'Non-story' still gets attention

Now we have Sarah “Barracuda” Palin, the former half-term Alaska governor, weighing in on one of the most bizarre political escapades in recent history.

It’s a “non-story,” she declared this week while throwing her support behind a tea party challenger to U.S. Sen. Thad Cochran, R-Miss.

http://thehill.com/blogs/ballot-box/senate-races/207821-palin-dismisses-non-stories-as-she-stumps-for-mcdaniel

What, then, is the “non-story”? It deals with efforts to video-record Cochran’s bed-ridden wife in the nursing home where she lives to use in an attack video against the veteran Republican lawmaker.
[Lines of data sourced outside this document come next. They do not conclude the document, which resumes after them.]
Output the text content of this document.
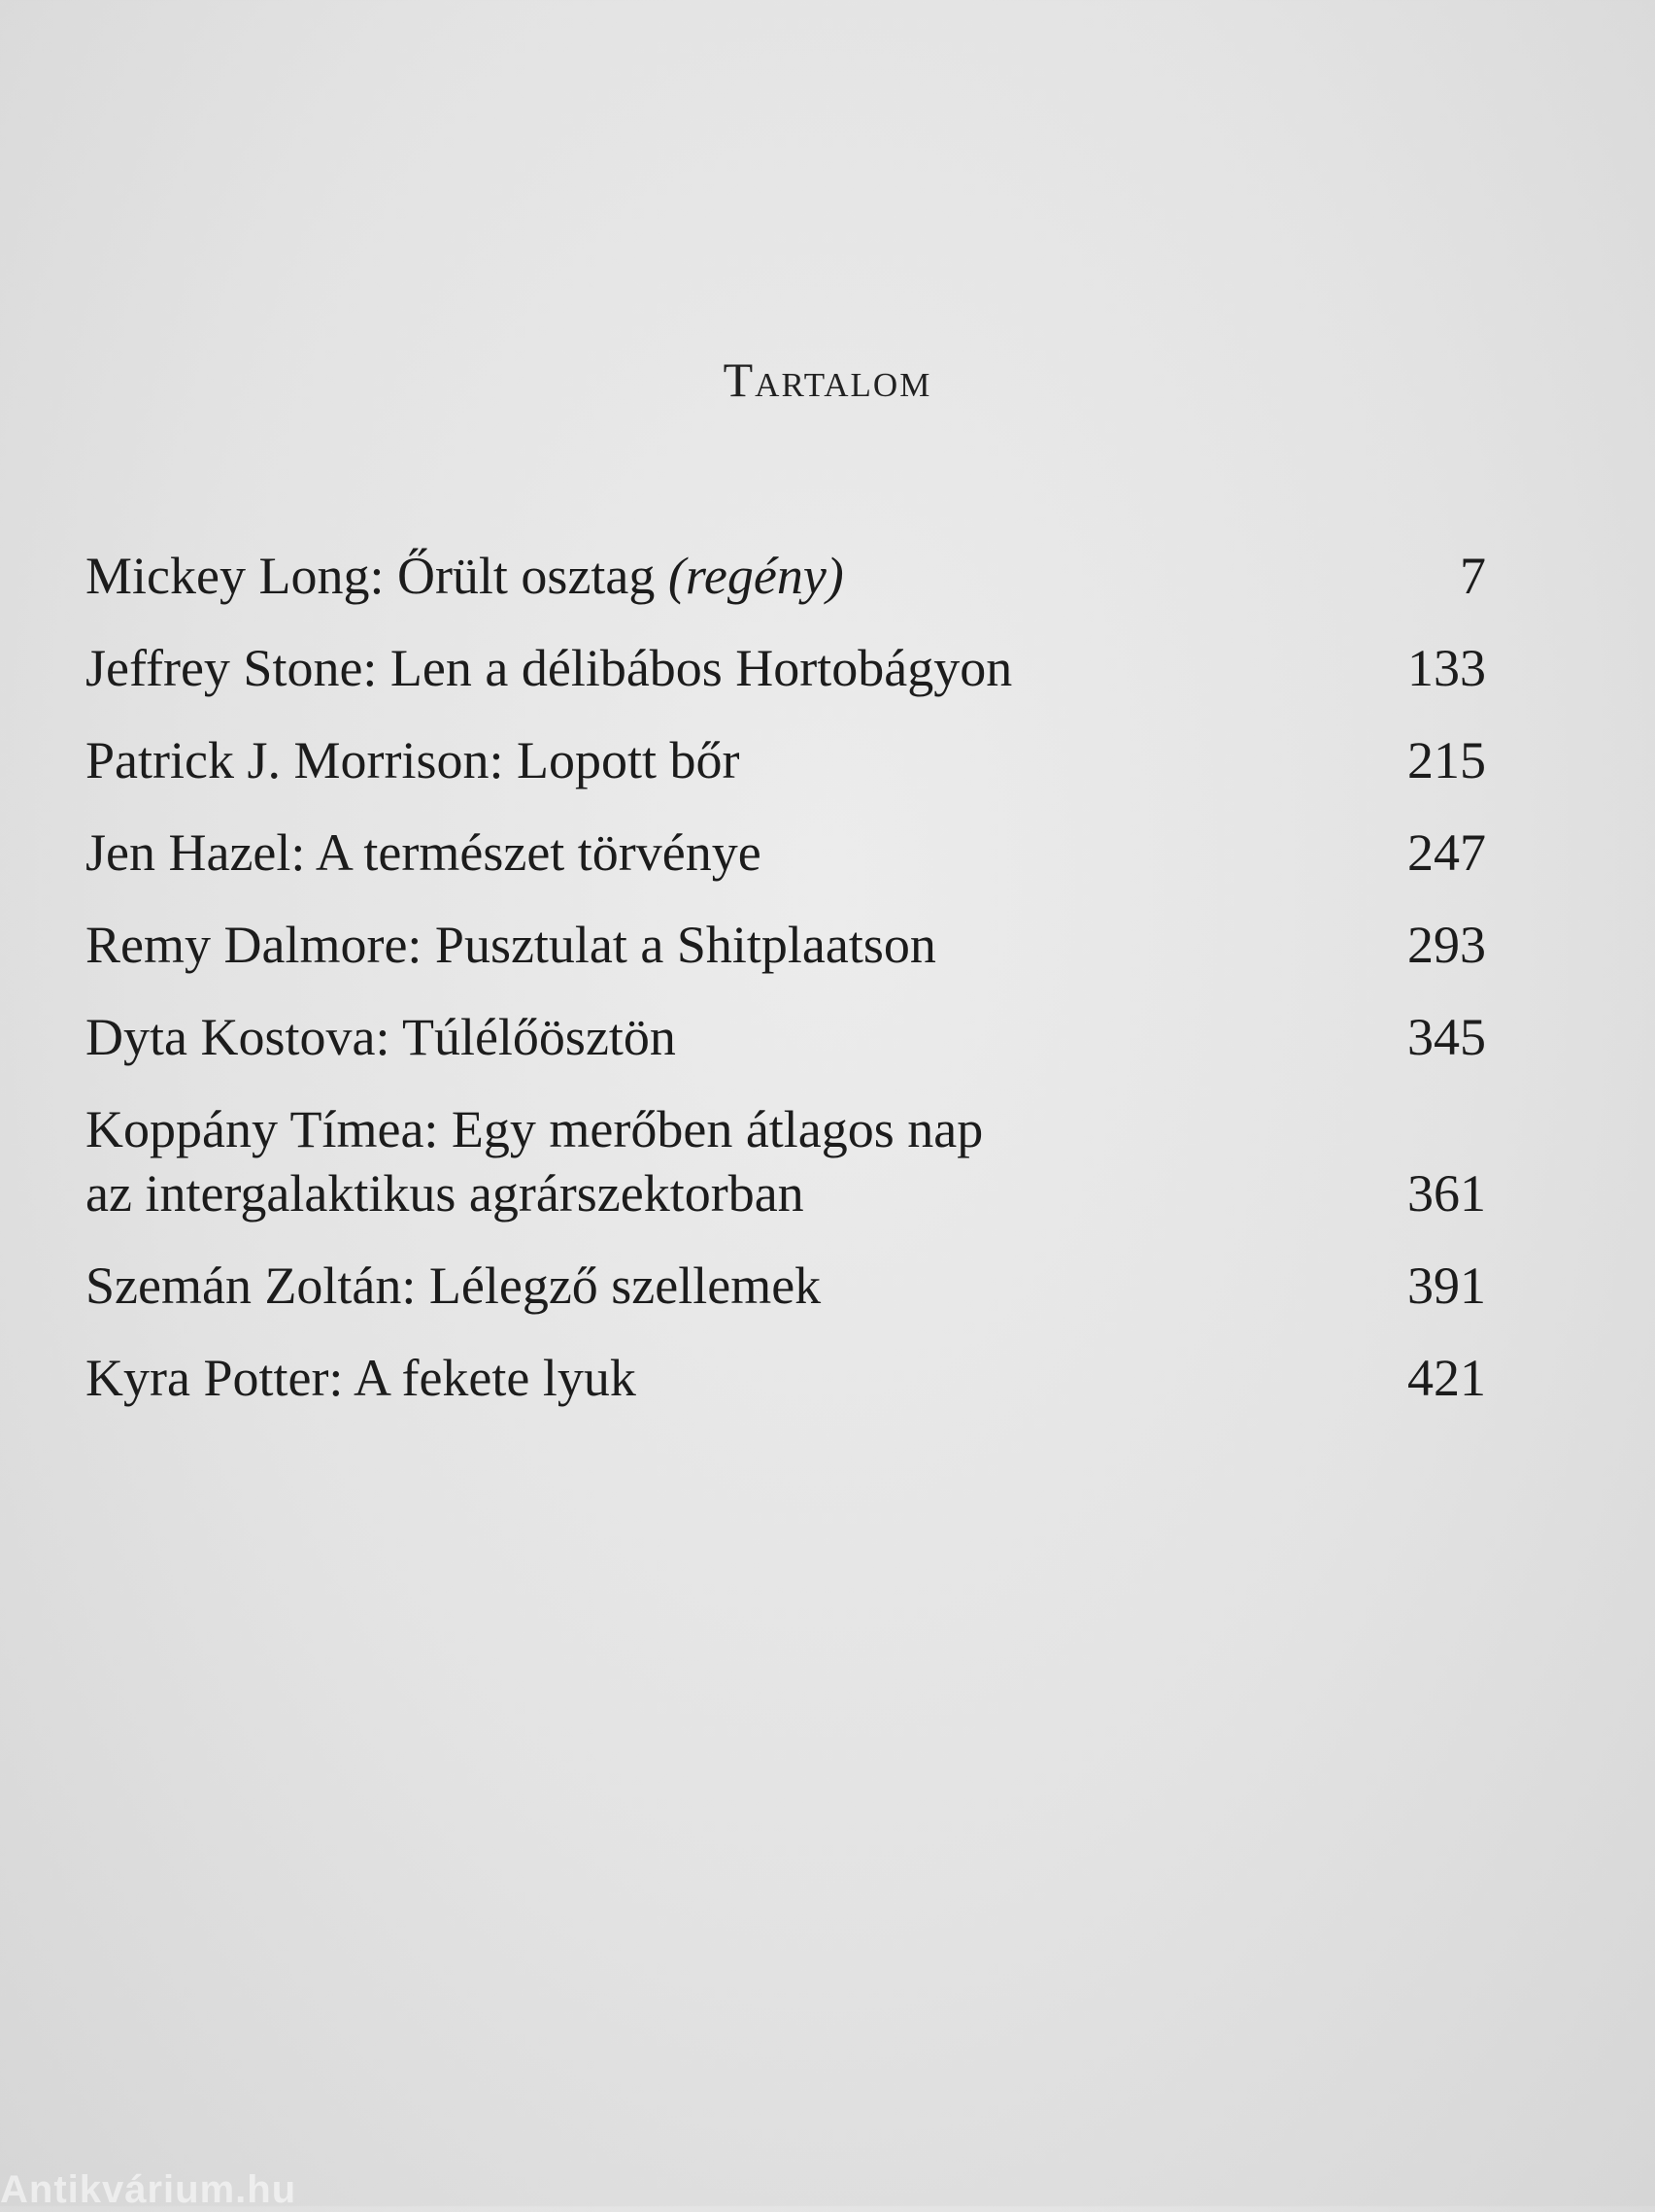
Tartalom
Mickey Long: Őrült osztag (regény)	7
Jeffrey Stone: Len a délibábos Hortobágyon	133
Patrick J. Morrison: Lopott bőr	215
Jen Hazel: A természet törvénye	247
Remy Dalmore: Pusztulat a Shitplaatson	293
Dyta Kostova: Túlélőösztön	345
Koppány Tímea: Egy merőben átlagos nap
az intergalaktikus agrárszektorban	361
Szemán Zoltán: Lélegző szellemek	391
Kyra Potter: A fekete lyuk	421
Antikvárium.hu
My question is this: What in name of all that is holy is the purpose of such a disgraceful deed?

The challenger, Chris McDaniel, disavows any involvement. The cops have arrested four supporters, alleging criminal conspiracy and criminal trespass for breaking into the nursing home where Mrs. Cochran resides.

Cochran, of course, is outraged. He should be.

I keep wondering about the end game here. What are the pro-McDaniel goofballs seeking to illustrate by showing Mrs. Cochran in the nursing home; she’s been under 24-hour care for more than a decade.

It’s one thing for the tea party to target someone such as Sen. Cochran, who’s been a reliably — and largely reasonable — conservative for his entire Senate career. The tea party wing already has taken down other GOP stalwarts, such as Indiana Sen. Dick Lugar and Utah Sen. Bob Bennett. The tea partiers went after Kentucky’s Mitch McConnell, but got thumped. Now they want Thad Cochran’s scalp?

As for the one-time GOP vice-presidential nominee, Palin is showing yet again her habit of blaming the media for keeping a so-called “non-story” alive.

It most certainly is a story when political operatives working on behalf of a candidate for an important public office stoop to gutter-level tactics.